Les députés communistes, écologistes et socialistes à l’Assemblée nationale vont voter, le 6 juillet, la motion de censure. Cette motion sera déposée par La France Insoumise contre le Premier ministre, Élisabeth Borne. Zoom sur ce qu’est la motion de censure, son pouvoir et son histoire.
L’article 49 de la Constitution
En ayant choisi de ne pas demander la confiance des députés, Élisabeth Borne fait face aujourd’hui à une motion de censure voulue par la Nupes. De l’histoire de la Ve République, jamais les clivages n’ont été aussi marqués à l’Assemblée nationale.
La motion de censure représente le moyen principal de contrôle de l’Assemblée sur le Gouvernement en place. Cette motion, si elle passe, force en effet le Premier ministre à donner la lettre de démission de son gouvernement à son président.
Cette motion de censure est définie par l’article 49 de la Constitution. Il en existe deux types. Tout d’abord, celle qui n’est pas encore à l’ordre du jour, la motion de censure provoquée. Dans ce cas de figure, le Premier ministre engage la responsabilité du Gouvernement devant l’Assemblée nationale. Cette responsabilité, le Premier ministre la porte sur un texte, une réforme. En France, on la connaît sous le nom de l’article 49-3. Si cela fonctionne, le texte est alors adopté sans débat. Si l’Assemblée s’y oppose, cela débouche sur une motion de censure déposée dans les 24 heures et votée par la suite.
La motion de censure spontanée ou offensive
La deuxième, c’est celle que va utiliser la Nupes dans les prochains jours, la motion de censure spontanée ou offensive. Cette mesure doit être présentée par au minimum un dixième des députés (au moins 58). Une fois déposée, on attend 48 heures et on passe ensuite au vote.
« Il faut que le texte intitulé Motion de censure soit signé par au moins 58 députés, ce qui ne posera pas le moindre problème aux députés LFI. » – Didier Maus, constitutionnaliste
Le délai de 48 heures qui sépare le dépôt du vote permet au Gouvernement de convaincre les députés indécis de ne pas faire démissionner le Gouvernement.
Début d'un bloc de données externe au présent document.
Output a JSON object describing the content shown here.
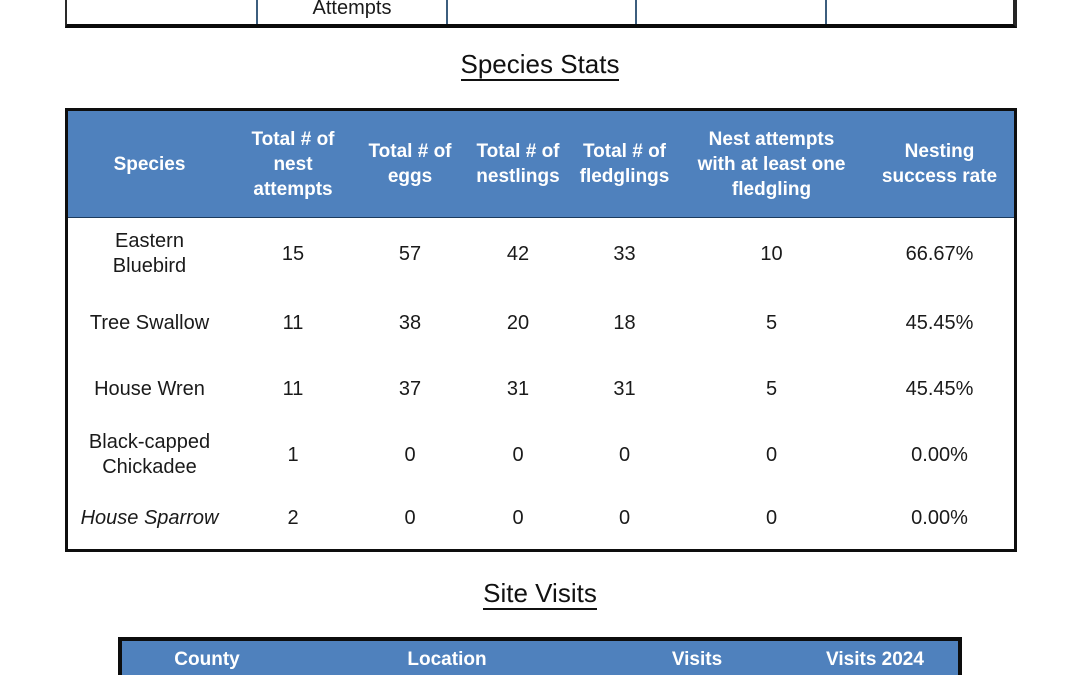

Lors du vote, seuls les votes « pour » comptent. Ainsi, les élus qui s’abstiennent sont considérés comme votant « contre », c’est-à-dire soutenant le gouvernement.
Pour être adoptée, la motion doit obtenir la majorité absolue de l’Assemblée (289 votes « pour » ). Validée, elle entraîne la démission du Gouvernement, présentée par le Premier ministre au président de la République. Cependant, le chef de l’État n’a aucune obligation de l’accepter et peut décider de dissoudre l’Assemblée. De nouvelles élections législatives ont donc lieu. La motion de censure spontanée n’a été votée qu’une fois. Retour sur cet événement.
L’exemple de 1962
Depuis le début de la Ve République en 1958, 58 motions de censure spontanées ont été déposées ; une seule a été votée. Des Premiers ministres tels que Georges Pompidou, Raymond Barre ou Pierre Mauroy ont fait face à pas moins de 7 motions au cours de leur mandat.
L’ex-premier ministre Jean Castex n’a pas fait face à des motions de censure, mais Édouard Philippe trois fois. À une reprise, elle provenait des Républicains et à deux reprises de la gauche. Elles n’ont cependant jamais été votées. Manuel Valls, quant à lui, y a échappé à seulement deux votes près.
La seule fois où l’Assemblée vota cette motion de censure, c’était le 5 octobre 1962. Ce jour-là, il y avait à l’Assemblée 480 députés, et 280 votèrent pour la démission du Gouvernement de Georges Pompidou. Cette motion vint en protestation contre une décision du président Charles de Gaulle. Ce dernier voulait alors instaurer par référendum l’élection présidentielle au suffrage universel direct.
Georges Pompidou vint présenter la lettre de démission du Gouvernement à Charles de Gaulle. Ce dernier la refusa. Quatre jours après, le 9 octobre 1962, il dissout l’Assemblée nationale. Des élections législatives furent organisées. Et ces élections se traduisirent par une large victoire du camp De Gaulle. Georges Pompidou fut alors invité à former un nouveau Gouvernement.
Au final, depuis le début de la Ve République, aucune motion de censure n’a été votée par l’Assemblée nationale et acceptée par le président de la République. Les partis déposent actuellement des motions de censure sans se faire d’illusions. Elles permettent cependant d’acter de manière claire le désaccord du parti avec la politique du Gouvernement lors d’un débat.